The so-called “bomb cyclone” dropped as much as 18 inches of snow from South Carolina to Maine and brought hurricane-force winds to some areas before subsiding on Friday, according to the National Weather Service.
In North Carolina, three people died when, as result of the storm, vehicles ran off snow-covered roads, Gov. Roy Cooper said.
In addition, at least 17 exposure deaths from Texas to New England were attributed to the dangerously cold temperatures before the storm.
Wind gusts of up to 70 mph were reported in some places along the East Coast.
Nearly 5,000 flights were cancelled due to the storm and New York City's JFK and La Guardia airports were shut down.
More than 45,000 people were reportedly without electricity.
The majority of those without power were in the Carolinas and Virginia, where approximately 31,000 households had no electricity. Some customers in Florida also lost power.

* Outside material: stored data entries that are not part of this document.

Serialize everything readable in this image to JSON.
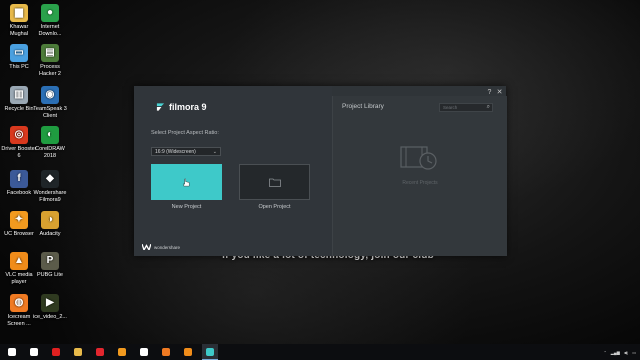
{
  "desktop": {
    "icons": [
      {
        "label": "Khawar Mughal",
        "icon": "folder-user-icon",
        "color": "#e7b94a",
        "glyph": "▆"
      },
      {
        "label": "Internet Downlo...",
        "icon": "internet-download-manager-icon",
        "color": "#2aa14b",
        "glyph": "●"
      },
      {
        "label": "This PC",
        "icon": "computer-icon",
        "color": "#4aa0e0",
        "glyph": "▭"
      },
      {
        "label": "Process Hacker 2",
        "icon": "process-hacker-icon",
        "color": "#4d7c3a",
        "glyph": "▤"
      },
      {
        "label": "Recycle Bin",
        "icon": "recycle-bin-icon",
        "color": "#9aa8b4",
        "glyph": "▥"
      },
      {
        "label": "TeamSpeak 3 Client",
        "icon": "teamspeak-icon",
        "color": "#2b6fb5",
        "glyph": "◉"
      },
      {
        "label": "Driver Booster 6",
        "icon": "driver-booster-icon",
        "color": "#d9391e",
        "glyph": "◎"
      },
      {
        "label": "CorelDRAW 2018",
        "icon": "coreldraw-icon",
        "color": "#1f9c40",
        "glyph": "◐"
      },
      {
        "label": "Facebook",
        "icon": "facebook-icon",
        "color": "#3b5998",
        "glyph": "f"
      },
      {
        "label": "Wondershare Filmora9",
        "icon": "filmora-icon",
        "color": "#1f2528",
        "glyph": "◆"
      },
      {
        "label": "UC Browser",
        "icon": "uc-browser-icon",
        "color": "#f29a1f",
        "glyph": "✦"
      },
      {
        "label": "Audacity",
        "icon": "audacity-icon",
        "color": "#d8a130",
        "glyph": "◑"
      },
      {
        "label": "VLC media player",
        "icon": "vlc-icon",
        "color": "#f08c1a",
        "glyph": "▲"
      },
      {
        "label": "PUBG Lite",
        "icon": "pubg-icon",
        "color": "#5b5b4a",
        "glyph": "P"
      },
      {
        "label": "Icecream Screen ...",
        "icon": "icecream-screen-recorder-icon",
        "color": "#f07a22",
        "glyph": "◍"
      },
      {
        "label": "ice_video_2...",
        "icon": "video-file-icon",
        "color": "#2f3a20",
        "glyph": "▶"
      }
    ]
  },
  "subtitle": "if you like a lot of technology, join our club",
  "filmora": {
    "logo_text": "filmora 9",
    "aspect_label": "Select Project Aspect Ratio:",
    "aspect_value": "16:9 (Widescreen)",
    "new_project_label": "New Project",
    "open_project_label": "Open Project",
    "brand_text": "wondershare",
    "library_title": "Project Library",
    "search_placeholder": "Search",
    "recent_projects_label": "Recent Projects",
    "accent": "#3ec9c9"
  },
  "taskbar": {
    "items": [
      {
        "icon": "windows-start-icon",
        "color": "#ffffff"
      },
      {
        "icon": "task-view-icon",
        "color": "#ffffff"
      },
      {
        "icon": "record-icon",
        "color": "#e02020"
      },
      {
        "icon": "file-explorer-icon",
        "color": "#e7b94a"
      },
      {
        "icon": "opera-icon",
        "color": "#e3262e"
      },
      {
        "icon": "uc-browser-icon",
        "color": "#f29a1f"
      },
      {
        "icon": "filmora-taskbar-icon",
        "color": "#ffffff"
      },
      {
        "icon": "pumpkin-icon",
        "color": "#f07a22"
      },
      {
        "icon": "vlc-icon",
        "color": "#f08c1a"
      },
      {
        "icon": "filmora-active-icon",
        "color": "#3ec9c9"
      }
    ]
  }
}
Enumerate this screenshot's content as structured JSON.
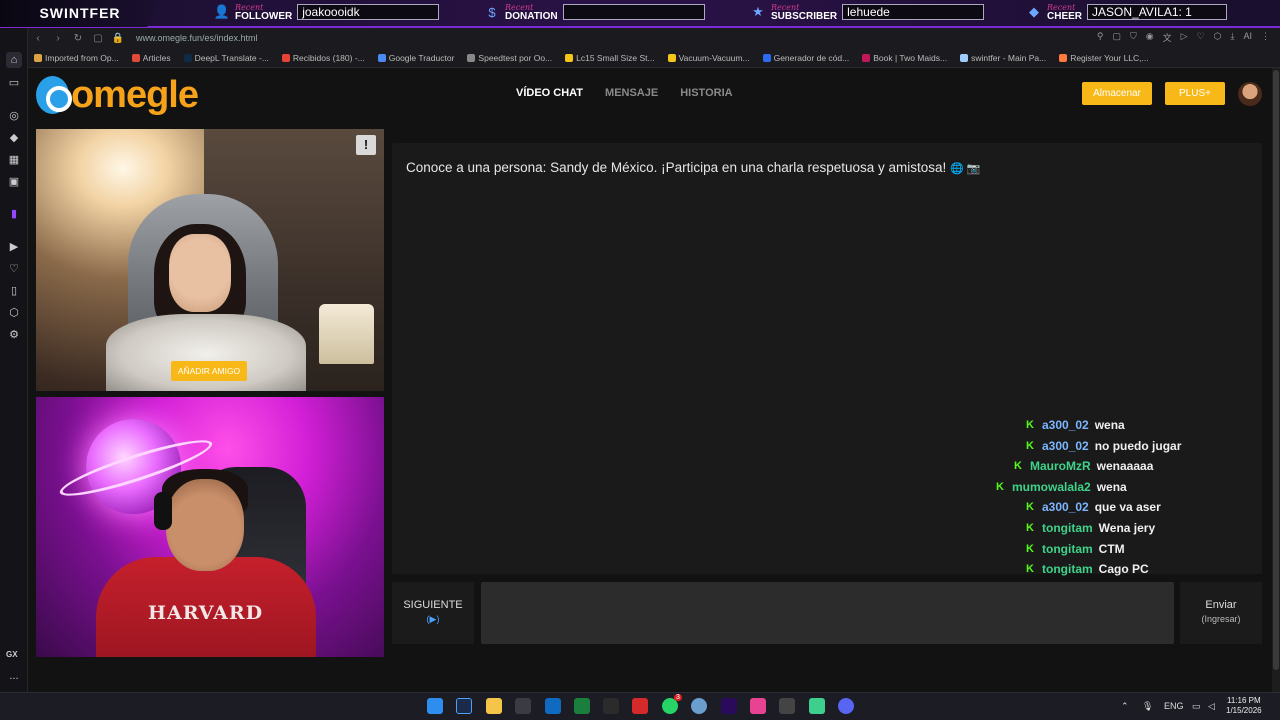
{
  "overlay": {
    "brand": "SWINTFER",
    "recent": "Recent",
    "follower": {
      "kind": "FOLLOWER",
      "value": "joakoooidk"
    },
    "donation": {
      "kind": "DONATION",
      "value": ""
    },
    "subscriber": {
      "kind": "SUBSCRIBER",
      "value": "lehuede"
    },
    "cheer": {
      "kind": "CHEER",
      "value": "JASON_AVILA1: 1"
    }
  },
  "browser": {
    "url": "www.omegle.fun/es/index.html",
    "bookmarks": [
      {
        "label": "Imported from Op...",
        "color": "#d9a441"
      },
      {
        "label": "Articles",
        "color": "#e24b3b"
      },
      {
        "label": "DeepL Translate -...",
        "color": "#0f2b46"
      },
      {
        "label": "Recibidos (180) -...",
        "color": "#ea4335"
      },
      {
        "label": "Google Traductor",
        "color": "#4a8af4"
      },
      {
        "label": "Speedtest por Oo...",
        "color": "#888888"
      },
      {
        "label": "Lc15 Small Size St...",
        "color": "#f5c518"
      },
      {
        "label": "Vacuum-Vacuum...",
        "color": "#f5c518"
      },
      {
        "label": "Generador de cód...",
        "color": "#2a6bf2"
      },
      {
        "label": "Book | Two Maids...",
        "color": "#c2185b"
      },
      {
        "label": "swintfer - Main Pa...",
        "color": "#9ecbff"
      },
      {
        "label": "Register Your LLC,...",
        "color": "#ff7a3c"
      }
    ],
    "sidebar_gx": "GX",
    "sidebar_more": "..."
  },
  "site": {
    "logo_text": "omegle",
    "nav": [
      "VÍDEO CHAT",
      "MENSAJE",
      "HISTORIA"
    ],
    "store_button": "Almacenar",
    "plus_button": "PLUS+",
    "report_button": "!",
    "add_friend_button": "AÑADIR AMIGO",
    "hoodie_text": "HARVARD",
    "intro_text": "Conoce a una persona: Sandy de México. ¡Participa en una charla respetuosa y amistosa!",
    "intro_emojis": "🌐 📷",
    "next_button": {
      "label": "SIGUIENTE",
      "hint": "(▶)"
    },
    "send_button": {
      "label": "Enviar",
      "hint": "(Ingresar)"
    }
  },
  "stream_chat": [
    {
      "user": "a300_02",
      "msg": "wena",
      "user_color": "#7bb6ff"
    },
    {
      "user": "a300_02",
      "msg": "no puedo jugar",
      "user_color": "#7bb6ff"
    },
    {
      "user": "MauroMzR",
      "msg": "wenaaaaa",
      "user_color": "#3fd38a"
    },
    {
      "user": "mumowalala2",
      "msg": "wena",
      "user_color": "#3fd38a"
    },
    {
      "user": "a300_02",
      "msg": "que va aser",
      "user_color": "#7bb6ff"
    },
    {
      "user": "tongitam",
      "msg": "Wena jery",
      "user_color": "#3fd38a"
    },
    {
      "user": "tongitam",
      "msg": "CTM",
      "user_color": "#3fd38a"
    },
    {
      "user": "tongitam",
      "msg": "Cago PC",
      "user_color": "#3fd38a"
    }
  ],
  "taskbar": {
    "lang": "ENG",
    "time": "11:16 PM",
    "date": "1/15/2026",
    "whatsapp_badge": "3"
  },
  "colors": {
    "accent_yellow": "#f8b918",
    "overlay_purple": "#7a2bd6",
    "kick_green": "#53fc18"
  }
}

In New York City, Mayor Bill DeBlasio declared a state of emergency and urged people to stay off the roads. "Everyone should take this one very seriously,” he said at a press conference Thursday afternoon.
The snow even managed to reach underground subway stations.
The storm appears to have set a new record for high water levels in Boston, and there were numerous reports of flooding and images posted on social media.
Pictures emerged on social media of the Massachusetts coast flooded by icy water. The National Weather Service said on Friday that while the worst of the flooding was over, it will "take time" for the flood waters to drain and that "bitterly cold temparatures" could mean left over water will freeze.